Accession Number REL/01622.002
Collection type Heraldry
Object type Badge
Physical description Oxidised brass
Maker Unknown
Place made Australia
Date made c 1914-1915
Conflict First World War, 1914-1918

Slightly damaged Rising Sun collar badge with two lugs, each with a small split pin for attachment. The badge is coated in dried mud and a little verdigris.

History / Summary

This badge was found to the right of Pope's Hill, near the Bloody Angle on 7 January 1919 by Lieutenant William Hopkin James, who was working on Gallipoli, leading a small party from the Australian War Records Section, taking photographs and collecting items for the national collection. It is associated with the fighting that took place from The Nek to Quinn's Post on 2/3 May 1915.
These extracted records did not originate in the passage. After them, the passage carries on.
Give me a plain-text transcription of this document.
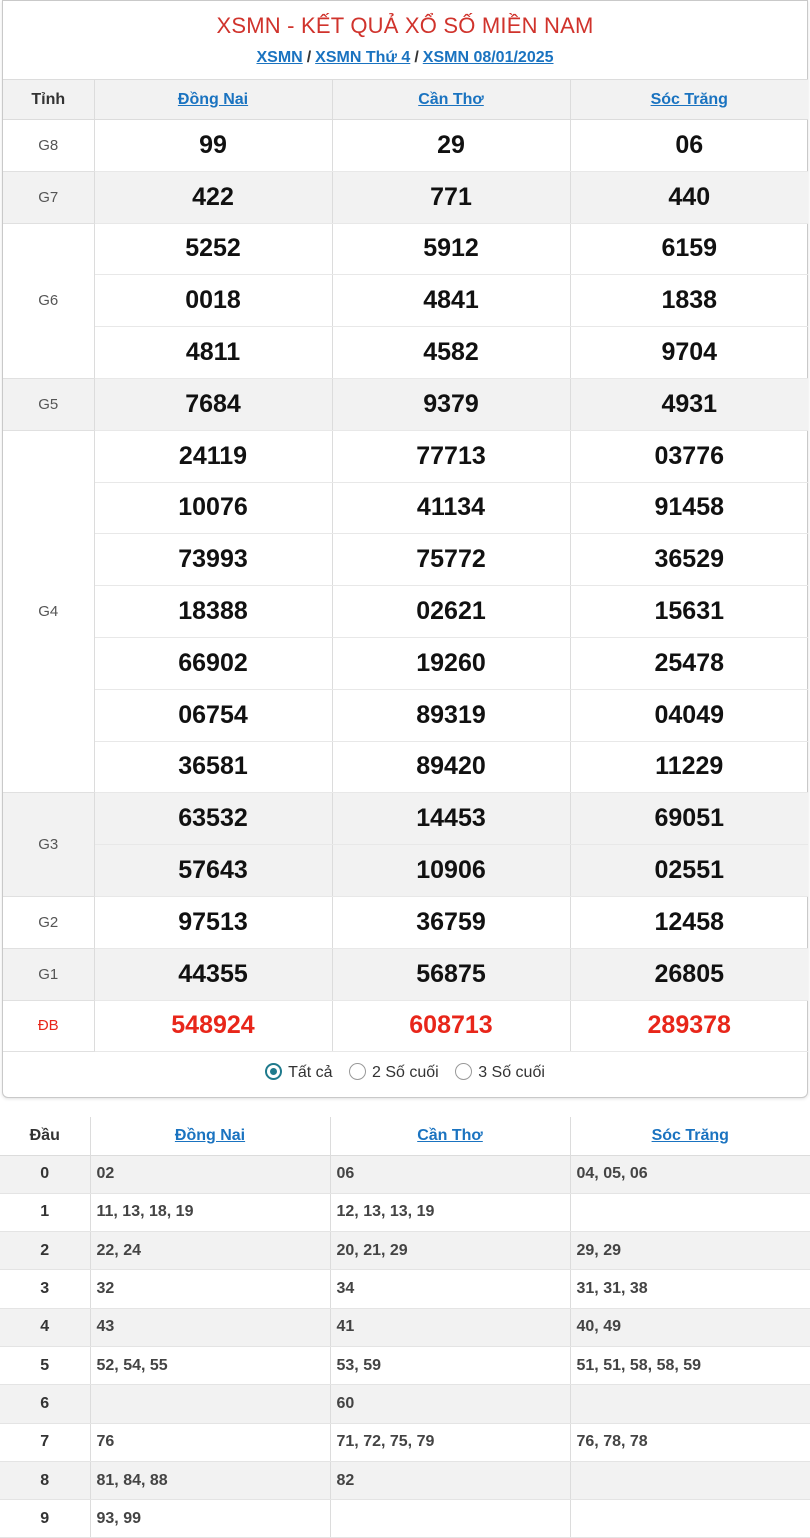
XSMN - KẾT QUẢ XỔ SỐ MIỀN NAM
XSMN / XSMN Thứ 4 / XSMN 08/01/2025
Tỉnh	Đồng Nai	Cần Thơ	Sóc Trăng
G8	99	29	06
G7	422	771	440
G6	5252	5912	6159
	0018	4841	1838
	4811	4582	9704
G5	7684	9379	4931
G4	24119	77713	03776
	10076	41134	91458
	73993	75772	36529
	18388	02621	15631
	66902	19260	25478
	06754	89319	04049
	36581	89420	11229
G3	63532	14453	69051
	57643	10906	02551
G2	97513	36759	12458
G1	44355	56875	26805
ĐB	548924	608713	289378
Tất cả 2 Số cuối 3 Số cuối
Đầu	Đồng Nai	Cần Thơ	Sóc Trăng
0	02	06	04, 05, 06
1	11, 13, 18, 19	12, 13, 13, 19	
2	22, 24	20, 21, 29	29, 29
3	32	34	31, 31, 38
4	43	41	40, 49
5	52, 54, 55	53, 59	51, 51, 58, 58, 59
6		60	
7	76	71, 72, 75, 79	76, 78, 78
8	81, 84, 88	82	
9	93, 99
On 2 May the 16th Battalion was ordered to the front line, to the left of Quinn's Post, where they were to advance to a position which was later called the Bloody Angle. The 13th Bn was to extend its line to the left, joining with the New Zealand Otago Bn, who were to attack Baby 700. The 15th Bn were to take part from Pope's Hill.

The attack took place in the evening of 2 May. The 16th Bn made their way up the steep side of the valley, towards the Bloody Angle. The Turks held their fire until the battalion reached the top of the ridge, then directed heavy fire upon it, mostly from their positions at The Nek and the Chessboard. Unable to advance further, the battalion dug in, extending the trench line from Quinn's Post.

During the attack the Otago Bn failed to reach their objective at Baby 700 and were forced to dig in near The Nek. The 13th Bn positioned themselves on the other side of the gully, to the left of the 16th Bn, but each battalion was uncertain of the other's location and could not join up.

At dawn on 3 May, the New Zealanders withdrew under heavy fire and the Turks occupied their line. Although attempts were made to reinforce the 16th Bn, with men from the Royal Marine Light Infantry, Turkish fire made it impossible to reach them. The battalion gradually withdrew through the day, and the Turks took over their trench line. Having lost support from both their left and right flanks, the 13th Bn then withdrew during the night.

This badge came from the uniform of a man from one of the Australian battalions that took part. As it was found to the right of Pope's Hill it was probably from the uniform of a man from the 13th Battalion, although it could also have come from a member of the 15th Battalion.